Frota cresceu no RS e em Caxias
De janeiro de 2020 a janeiro de 2021, a frota de motor homes no Estado aumentou em 912 unidades, conforme dados do Detran-RS. Eram 5.051 e passou para 5.963. Em Caxias, foram 39 a mais: cresceu de 269 para 308. Já a frota de trailers no Rio Grande do Sul pulou de 4.701 para 5.135. Em Caxias, os trailers passaram de 129 para 146.
Os dados mostram que o aumento na frota foi gradativo. No caso dos motor homes em Caxias, eram 278 no mês de março, início da pandemia. Em julho, por exemplo, já eram 290. E em novembro, 303.

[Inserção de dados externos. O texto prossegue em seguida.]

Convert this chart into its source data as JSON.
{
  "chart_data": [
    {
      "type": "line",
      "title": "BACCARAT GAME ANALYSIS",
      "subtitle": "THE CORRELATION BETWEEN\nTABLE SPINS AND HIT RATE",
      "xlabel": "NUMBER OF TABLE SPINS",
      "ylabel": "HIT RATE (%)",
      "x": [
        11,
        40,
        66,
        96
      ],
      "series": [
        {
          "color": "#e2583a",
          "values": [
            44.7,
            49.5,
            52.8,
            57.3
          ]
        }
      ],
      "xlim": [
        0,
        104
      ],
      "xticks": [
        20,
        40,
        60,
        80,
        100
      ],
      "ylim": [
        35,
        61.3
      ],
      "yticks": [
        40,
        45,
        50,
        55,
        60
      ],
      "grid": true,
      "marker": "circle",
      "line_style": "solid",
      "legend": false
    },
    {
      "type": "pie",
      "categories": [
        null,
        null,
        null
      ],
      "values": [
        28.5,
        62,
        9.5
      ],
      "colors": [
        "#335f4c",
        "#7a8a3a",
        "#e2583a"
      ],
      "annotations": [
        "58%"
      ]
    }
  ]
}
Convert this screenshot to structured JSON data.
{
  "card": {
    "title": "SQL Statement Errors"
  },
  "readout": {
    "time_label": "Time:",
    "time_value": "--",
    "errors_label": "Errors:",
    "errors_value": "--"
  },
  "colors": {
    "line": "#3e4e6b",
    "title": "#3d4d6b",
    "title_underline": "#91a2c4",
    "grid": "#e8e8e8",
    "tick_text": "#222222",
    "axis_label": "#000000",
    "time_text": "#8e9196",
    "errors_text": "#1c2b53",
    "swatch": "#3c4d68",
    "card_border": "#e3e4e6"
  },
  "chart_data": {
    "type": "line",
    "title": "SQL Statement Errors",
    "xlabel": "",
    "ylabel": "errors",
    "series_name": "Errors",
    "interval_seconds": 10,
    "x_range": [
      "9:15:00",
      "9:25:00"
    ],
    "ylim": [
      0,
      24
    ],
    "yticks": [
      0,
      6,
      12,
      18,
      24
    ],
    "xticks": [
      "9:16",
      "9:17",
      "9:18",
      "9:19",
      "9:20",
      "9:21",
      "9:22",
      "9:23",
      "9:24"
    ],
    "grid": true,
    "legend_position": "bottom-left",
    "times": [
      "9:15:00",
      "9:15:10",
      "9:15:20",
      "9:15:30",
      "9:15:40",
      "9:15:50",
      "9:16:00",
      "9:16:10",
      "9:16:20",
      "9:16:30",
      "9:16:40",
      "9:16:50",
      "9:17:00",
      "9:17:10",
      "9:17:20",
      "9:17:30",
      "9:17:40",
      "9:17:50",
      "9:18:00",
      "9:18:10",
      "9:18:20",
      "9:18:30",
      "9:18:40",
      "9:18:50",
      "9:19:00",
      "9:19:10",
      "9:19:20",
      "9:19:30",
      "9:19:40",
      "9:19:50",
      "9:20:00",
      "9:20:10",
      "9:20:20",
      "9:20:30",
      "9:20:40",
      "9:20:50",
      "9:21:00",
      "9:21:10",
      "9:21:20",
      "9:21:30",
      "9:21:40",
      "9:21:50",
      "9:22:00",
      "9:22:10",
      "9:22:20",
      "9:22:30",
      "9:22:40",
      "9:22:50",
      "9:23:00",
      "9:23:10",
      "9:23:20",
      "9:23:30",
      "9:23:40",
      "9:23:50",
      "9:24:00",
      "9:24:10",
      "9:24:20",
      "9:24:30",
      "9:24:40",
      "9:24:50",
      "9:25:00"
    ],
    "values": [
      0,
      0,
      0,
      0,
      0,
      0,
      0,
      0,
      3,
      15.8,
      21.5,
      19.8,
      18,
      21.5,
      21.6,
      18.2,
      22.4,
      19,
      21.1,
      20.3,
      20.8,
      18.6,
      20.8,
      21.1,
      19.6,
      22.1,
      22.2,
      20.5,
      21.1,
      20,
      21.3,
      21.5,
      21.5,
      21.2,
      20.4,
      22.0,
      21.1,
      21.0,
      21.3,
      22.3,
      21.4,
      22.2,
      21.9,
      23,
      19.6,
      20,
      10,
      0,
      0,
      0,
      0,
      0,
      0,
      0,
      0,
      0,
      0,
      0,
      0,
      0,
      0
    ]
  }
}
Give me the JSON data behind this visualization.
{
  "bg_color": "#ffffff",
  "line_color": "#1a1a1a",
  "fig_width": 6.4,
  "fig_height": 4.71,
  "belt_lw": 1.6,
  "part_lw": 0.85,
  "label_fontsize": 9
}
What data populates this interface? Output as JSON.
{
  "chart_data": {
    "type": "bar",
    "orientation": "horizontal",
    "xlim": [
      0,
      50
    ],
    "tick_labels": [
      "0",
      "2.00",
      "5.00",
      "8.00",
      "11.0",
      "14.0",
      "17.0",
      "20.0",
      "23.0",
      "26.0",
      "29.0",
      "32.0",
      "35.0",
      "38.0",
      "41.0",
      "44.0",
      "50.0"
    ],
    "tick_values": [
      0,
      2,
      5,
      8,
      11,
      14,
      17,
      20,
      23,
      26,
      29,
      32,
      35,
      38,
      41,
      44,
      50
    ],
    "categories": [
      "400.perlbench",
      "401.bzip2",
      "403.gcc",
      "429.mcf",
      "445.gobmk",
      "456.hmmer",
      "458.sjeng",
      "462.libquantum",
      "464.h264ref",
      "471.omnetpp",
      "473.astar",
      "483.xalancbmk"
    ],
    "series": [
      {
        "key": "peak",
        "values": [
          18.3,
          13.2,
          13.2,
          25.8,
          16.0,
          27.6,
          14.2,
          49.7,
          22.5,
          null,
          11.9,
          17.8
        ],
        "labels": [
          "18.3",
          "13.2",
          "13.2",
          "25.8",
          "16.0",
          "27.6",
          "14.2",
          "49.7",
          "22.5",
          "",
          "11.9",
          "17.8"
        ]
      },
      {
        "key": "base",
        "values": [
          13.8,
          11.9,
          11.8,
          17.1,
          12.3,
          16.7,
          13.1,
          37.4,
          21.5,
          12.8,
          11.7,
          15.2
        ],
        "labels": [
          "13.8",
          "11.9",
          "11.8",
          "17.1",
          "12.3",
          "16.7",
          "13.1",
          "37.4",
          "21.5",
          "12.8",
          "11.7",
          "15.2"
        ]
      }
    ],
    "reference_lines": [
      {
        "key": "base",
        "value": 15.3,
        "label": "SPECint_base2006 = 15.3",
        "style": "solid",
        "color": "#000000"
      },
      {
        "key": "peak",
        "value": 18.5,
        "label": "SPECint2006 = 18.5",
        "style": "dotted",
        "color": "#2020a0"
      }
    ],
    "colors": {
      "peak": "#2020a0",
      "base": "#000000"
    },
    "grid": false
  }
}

Embora não seja possível afirmar que o aumento representa mais pessoas viajando de motor home, estima-se que mais pessoas estão aderindo ao estilo, o que reforça números da Associação Brasileira de Campistas (Anacamp). Conforme Nilva Rios, presidente da entidade, o Rio Grande do Sul é Estado com o maior número de associados: dos 500 em todo o país, 150 são gaúchos.
— O Rio Grande do Sul é o berço do caravanismo — constata a dirigente da entidade.
A Anacamp não tem números sobre viajantes de motor home e trailers, mas diz que é visível o aumento nos últimos meses. Nilva afirma que tem recebido relatos de empresas com muitos pedidos para fabricação e transformação.
— Muitos enxergaram nesse estilo de viagem mais segurança. Permite, de certa forma, manter o isolamento. Já tinha um certo crescimento nos últimos quatro anos, mas a pandemia acentuou — acrescenta.
Para Nilva, essa forma de viajar, muito usual nos Estados Unidos e em países da Europa, ainda está em uma fase inicial no Brasil, mas tem espaço para crescer.
— Você vai para qualquer lugar e, se gosta, pode ficar mais tempo. Te oferece conforto. Se você organiza bem dentro do motor home, nem mala precisa levar. Você está em casa. E tem o contato com a natureza — finaliza Nilva.
Frota
Dezembro de 2019
Motor home: 4.995 no RS e 263 em Caxias
Trailer: 4.649 no RS e 128 em Caxias
Dezembro de 2020
Motor home: 5.880 no RS e 308 em Caxias
Trailer: 5.106 no RS e 146 em Caxias
Janeiro de 2021
Motor home: 5.963 no RS e 308 em Caxias
Trailer: 5.135 no RS e 146 em Caxias
Quem pode dirigir
:: Assim como todo veículo, motorcasas e trailers são registrados no DetranRS por meio dos Centros de Registro de Veículos Automotores (CRVAs). Modificação ou transformação dos veículos, assim com circulação e fiscalização, devem estar de acordo com a Resolução 743-2018 do Contran.
:: Podem ser conduzidos por quem tem CNH categoria B, desde que o trailer ou motorcasa tenha menos de seis toneladas de peso bruto total – se tiver mais, precisa CNH C ou até no caso de trailer articulado a outra unidade automotora e cuja lotação não exceda oito lugares, excluído o motorista. Para esses casos, precisa CNH categoria D.